Pittsburgh Public Schools Superintendent Linda Lane has a lot on her plate. She is working to eliminate a seemingly intractable racial achievement gap, trying to get all 2500 district students “Promise Ready,” and she’s trying to do it facing a $34 million budget gap.

THE TOUGH GET GOING—New Pittsburgh Public Schools Superintendent Linda Lane says the district will overcome budget challenges during the African American Chamber of Commerce Power Breakfast March 25. (Photos by J.L. Martello.)

“Of course with all that, I thought of the old Chinese curse, ‘May you live in interesting times,’” she said to a near full house at the African American Chamber of Commerce Power Breakfast March 25.

In her typically positive conversational tone, Lane gave a PowerPoint presentation on how the district will be focusing on improving teachers’ abilities to get results.

“We have physical problems and we have academic problems,” she said. “It used to be you could come out of high school and make a good living. Those jobs are gone. These kids need something after high school to take advantage of the opportunities out there.”

Lane encouraged the audience to support the district’s Pittsburgh Promise program, as the district focuses on getting students “promise ready” rather than college ready. The Pittsburgh Promise provides scholarship grants for eligible students for not just two- or four-year colleges, but also technical and trade schools.

Though the shift in focus is designed to help the city and region by providing the workforce emerging businesses will need, Lane’s presentation did not specifically focus on business opportunities with the district.

She did, however, remind chamber members of the district’s upcoming business “extravaganza.”

“Our session on doing business with the district is April 4 at the Pittsburgh Federation of Teachers building (10 South 19th Street) on the South Side,” she said. “It’s designed to help small businesses, particularly minority-and women-owned business enterprises, do business with the district by making sure they have the correct certifications and are in our system.”

Lane did not address the projected $34 million cut in state funding to the district’s budget, or how such cuts might affect business opportunities. Nor did any chamber member ask about the cuts during the very brief question and answer session after her presentation.

She did note the Pittsburgh School Board voted to cut $45 million from the capital budget, which will definitely limit construction and related supply contracting.
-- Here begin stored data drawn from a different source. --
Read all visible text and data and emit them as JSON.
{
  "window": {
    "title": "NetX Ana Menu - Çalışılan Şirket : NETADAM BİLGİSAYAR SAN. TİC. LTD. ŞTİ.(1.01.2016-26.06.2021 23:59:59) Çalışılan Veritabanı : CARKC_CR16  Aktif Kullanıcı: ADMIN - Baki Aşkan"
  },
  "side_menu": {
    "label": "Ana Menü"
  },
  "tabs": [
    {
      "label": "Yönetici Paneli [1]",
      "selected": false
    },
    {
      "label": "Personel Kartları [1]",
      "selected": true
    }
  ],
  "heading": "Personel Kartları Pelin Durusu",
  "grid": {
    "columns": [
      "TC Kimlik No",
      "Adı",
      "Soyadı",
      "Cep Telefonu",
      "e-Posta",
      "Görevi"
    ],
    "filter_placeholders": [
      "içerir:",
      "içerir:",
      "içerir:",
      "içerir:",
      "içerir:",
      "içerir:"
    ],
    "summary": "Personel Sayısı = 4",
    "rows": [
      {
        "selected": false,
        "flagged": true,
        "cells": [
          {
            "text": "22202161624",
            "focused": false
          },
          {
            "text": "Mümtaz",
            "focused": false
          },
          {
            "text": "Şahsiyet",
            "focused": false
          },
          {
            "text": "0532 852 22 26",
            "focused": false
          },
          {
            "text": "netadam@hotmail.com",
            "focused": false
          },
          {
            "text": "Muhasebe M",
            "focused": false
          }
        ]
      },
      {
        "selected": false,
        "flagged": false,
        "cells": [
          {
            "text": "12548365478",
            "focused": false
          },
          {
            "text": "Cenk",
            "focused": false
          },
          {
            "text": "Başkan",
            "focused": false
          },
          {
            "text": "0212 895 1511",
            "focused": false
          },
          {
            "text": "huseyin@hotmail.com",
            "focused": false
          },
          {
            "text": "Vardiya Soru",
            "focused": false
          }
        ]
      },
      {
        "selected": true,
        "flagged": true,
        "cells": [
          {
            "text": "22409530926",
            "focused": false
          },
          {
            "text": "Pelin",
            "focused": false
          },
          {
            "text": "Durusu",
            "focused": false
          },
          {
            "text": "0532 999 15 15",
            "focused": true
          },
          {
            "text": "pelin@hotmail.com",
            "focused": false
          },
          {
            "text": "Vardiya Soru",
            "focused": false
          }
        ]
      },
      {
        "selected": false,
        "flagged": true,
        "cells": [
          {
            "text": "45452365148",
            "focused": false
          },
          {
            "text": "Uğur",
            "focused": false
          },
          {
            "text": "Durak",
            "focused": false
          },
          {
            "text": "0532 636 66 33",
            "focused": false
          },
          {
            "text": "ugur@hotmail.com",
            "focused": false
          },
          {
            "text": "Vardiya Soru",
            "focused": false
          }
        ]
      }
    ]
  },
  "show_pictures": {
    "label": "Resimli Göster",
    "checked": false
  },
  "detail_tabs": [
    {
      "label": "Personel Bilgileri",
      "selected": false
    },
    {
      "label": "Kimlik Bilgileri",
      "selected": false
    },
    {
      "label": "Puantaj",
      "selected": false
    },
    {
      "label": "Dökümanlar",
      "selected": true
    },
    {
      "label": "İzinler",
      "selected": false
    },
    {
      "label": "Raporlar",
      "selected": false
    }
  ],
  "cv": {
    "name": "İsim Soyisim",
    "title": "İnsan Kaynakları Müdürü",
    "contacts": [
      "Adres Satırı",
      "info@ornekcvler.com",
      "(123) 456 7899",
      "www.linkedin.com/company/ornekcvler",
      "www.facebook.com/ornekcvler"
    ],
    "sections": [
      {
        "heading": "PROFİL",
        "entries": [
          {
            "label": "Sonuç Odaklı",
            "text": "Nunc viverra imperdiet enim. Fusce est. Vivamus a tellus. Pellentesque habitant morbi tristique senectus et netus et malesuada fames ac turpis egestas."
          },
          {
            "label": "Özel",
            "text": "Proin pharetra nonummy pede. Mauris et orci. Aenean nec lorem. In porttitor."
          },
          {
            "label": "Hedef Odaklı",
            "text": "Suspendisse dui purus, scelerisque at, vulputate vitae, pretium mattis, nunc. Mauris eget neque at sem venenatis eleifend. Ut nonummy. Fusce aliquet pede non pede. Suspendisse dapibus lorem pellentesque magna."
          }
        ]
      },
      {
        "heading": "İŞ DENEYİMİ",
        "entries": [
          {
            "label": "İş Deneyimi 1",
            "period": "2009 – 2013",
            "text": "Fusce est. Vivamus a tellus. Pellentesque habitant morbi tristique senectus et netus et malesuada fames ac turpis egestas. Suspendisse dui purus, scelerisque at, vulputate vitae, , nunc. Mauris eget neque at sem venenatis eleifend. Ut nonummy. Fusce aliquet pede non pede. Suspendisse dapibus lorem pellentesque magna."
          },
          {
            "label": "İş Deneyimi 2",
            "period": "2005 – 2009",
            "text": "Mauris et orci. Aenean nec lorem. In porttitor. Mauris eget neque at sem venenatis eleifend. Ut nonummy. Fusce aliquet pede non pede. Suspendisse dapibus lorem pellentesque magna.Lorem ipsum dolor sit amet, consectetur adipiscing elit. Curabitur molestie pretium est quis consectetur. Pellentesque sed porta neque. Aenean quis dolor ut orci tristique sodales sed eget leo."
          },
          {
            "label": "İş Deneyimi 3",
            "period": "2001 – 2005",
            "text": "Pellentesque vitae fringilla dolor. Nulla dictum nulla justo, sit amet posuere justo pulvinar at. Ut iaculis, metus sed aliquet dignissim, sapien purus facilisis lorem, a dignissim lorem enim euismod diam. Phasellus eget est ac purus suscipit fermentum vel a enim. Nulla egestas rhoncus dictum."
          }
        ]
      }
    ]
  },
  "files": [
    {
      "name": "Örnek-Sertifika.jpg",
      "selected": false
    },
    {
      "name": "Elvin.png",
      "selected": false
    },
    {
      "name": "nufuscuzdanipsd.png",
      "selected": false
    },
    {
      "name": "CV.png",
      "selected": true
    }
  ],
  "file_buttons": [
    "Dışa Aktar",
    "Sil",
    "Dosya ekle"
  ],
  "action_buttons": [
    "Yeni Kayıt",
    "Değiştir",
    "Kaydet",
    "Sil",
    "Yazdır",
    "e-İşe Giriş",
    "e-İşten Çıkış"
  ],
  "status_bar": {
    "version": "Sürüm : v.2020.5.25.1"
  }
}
“The $45 million in cuts is really only a $3.6 million savings,” she said. “We were going to borrow that money anyway, so all we’re really saving is interest.”

When asked by the New Pittsburgh Courier if the cuts could mean a greater number of services or vendor contracts being outsourced, Lane said she did not yet know.

“I really don’t know the size of our vendor pool or our requirements,” she said. “Overall, I think we’ll be looking at everything. So it’s possible. Bad things can lead to good things.”